Two weeks ago the Czech Communist party had taken full control of the government, ousting their coalition partners. Foreign Minister Jan Masaryk, a war hero and democratic anti-Communist, had become a prisoner on the top floor of his official residence, the Czernin Palace. The Soviet secret police had undoubtedly been behind the coup. In fact Volodya’s brother-in-law, Colonel Ilya Dvorkin, was also in Prague, staying at the same hotel, and had almost certainly been involved.
Volodya’s boss, General Lemitov, saw the coup as a public relations catastrophe for the USSR. Masaryk had constituted proof, to the world, that East European countries could be free and independent in the shadow of the USSR. He had enabled Czechoslovakia to have a Communist government friendly to the Soviet Union and at the same time wear the costume of bourgeois democracy. This had been the perfect arrangement, for it gave the USSR everything it wanted while reassuring the Americans. But that equilibrium had been upset.
However, Ilya was crowing. ‘The bourgeois parties have been smashed!’ he said to Volodya in the hotel bar one night.
‘Did you see what happened in the American Senate?’ Volodya said mildly. ‘Vandenberg, the old isolationist, made an eighty-minute speech in favour of the Marshall Plan, and he was cheered to the rafters.’
George Marshall’s vague ideas had become a plan. This was mainly thanks to the rat-like cunning of British Foreign Secretary Ernie Bevin. In Volodya’s opinion, Bevin was the most dangerous kind of anti-Communist: a working-class social democrat. Despite his bulk he moved fast. With lightning speed he had organized a conference in Paris that had given a resounding collective European welcome to George Marshall’s Harvard speech.
Volodya knew, from spies in the British Foreign Office, that Bevin was determined to bring Germany into the Marshall Plan and keep the USSR out. And Stalin had fallen straight into Bevin’s trap, by commanding the East European countries to repudiate Marshall Aid.
Now the Soviet secret police seemed to be doing all they could to assist the passage of the bill through Congress. ‘The Senate was all set to reject Marshall,’ Volodya said to Ilya. ‘American taxpayers don’t want to foot the bill. But the coup here in Prague has persuaded them that they have to, because European capitalism is in danger of collapse.’
Ilya said indignantly: ‘The bourgeois Czech parties wanted to take the American bribe.’
‘We should have let them,’ said Volodya. ‘It might have been the quickest way to sabotage the whole scheme. Congress would then have rejected the Marshall Plan – they don’t want to give money to Communists.’
‘The Marshall Plan is an imperialist trick!’
‘Yes, it is,’ said Volodya. ‘And I’m afraid it’s working. Our wartime allies are forming an anti-Soviet bloc.’
‘People who obstruct the forward march of Communism must be dealt with appropriately.’

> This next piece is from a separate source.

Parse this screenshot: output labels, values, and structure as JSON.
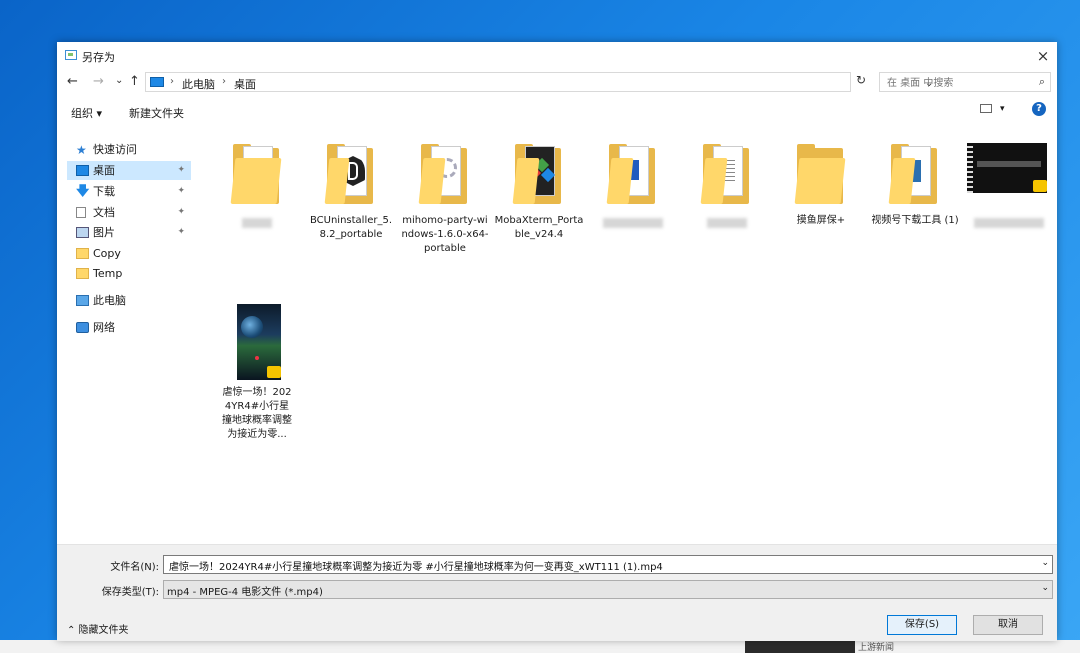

‘Indeed they must.’ It was amazing how consistently people such as Ilya made the wrong political judgements.
‘And I must go to bed.’
It was only ten, but Volodya went too. He lay awake thinking about Zoya and Kotya and wishing he could kiss them both goodnight.
His thoughts drifted to his mission. He had met Jan Masaryk, the symbol of Czech independence, two days earlier, at a ceremony at the grave of his father, Thomas Masaryk, the founder and first President of Czechoslovakia. Dressed in a coat with a fur collar, head bared to the falling snow, the second Masaryk had seemed beaten and depressed.
If he could be persuaded to stay on as Foreign Minister, some compromise might be possible, Volodya mused. Czechoslovakia could have a thoroughly Communist domestic government, but in its international relations it might be neutral, or at least minimally anti-American. Masaryk had both the diplomatic skills and the international credibility to walk that tightrope.
Volodya decided he would suggest it to Lemitov tomorrow.
He slept fitfully and woke before six o’clock with a mental alarm ringing in his imagination. It was something about last night’s conversation with Ilya. Volodya ran over it again in his mind. When Ilya had said
Then Ilya had gone to bed early, which suggested an early start this morning.
I’m a fool, Volodya thought. The signs were there and it took me all night to read them.
He leaped out of bed. Perhaps he was not too late.
He dressed quickly and put on a heavy overcoat, scarf and hat. There were no taxis outside the hotel – it was too early. He could have called a Red Army car, but by the time a driver was awakened and the car brought it would take the best part of an hour.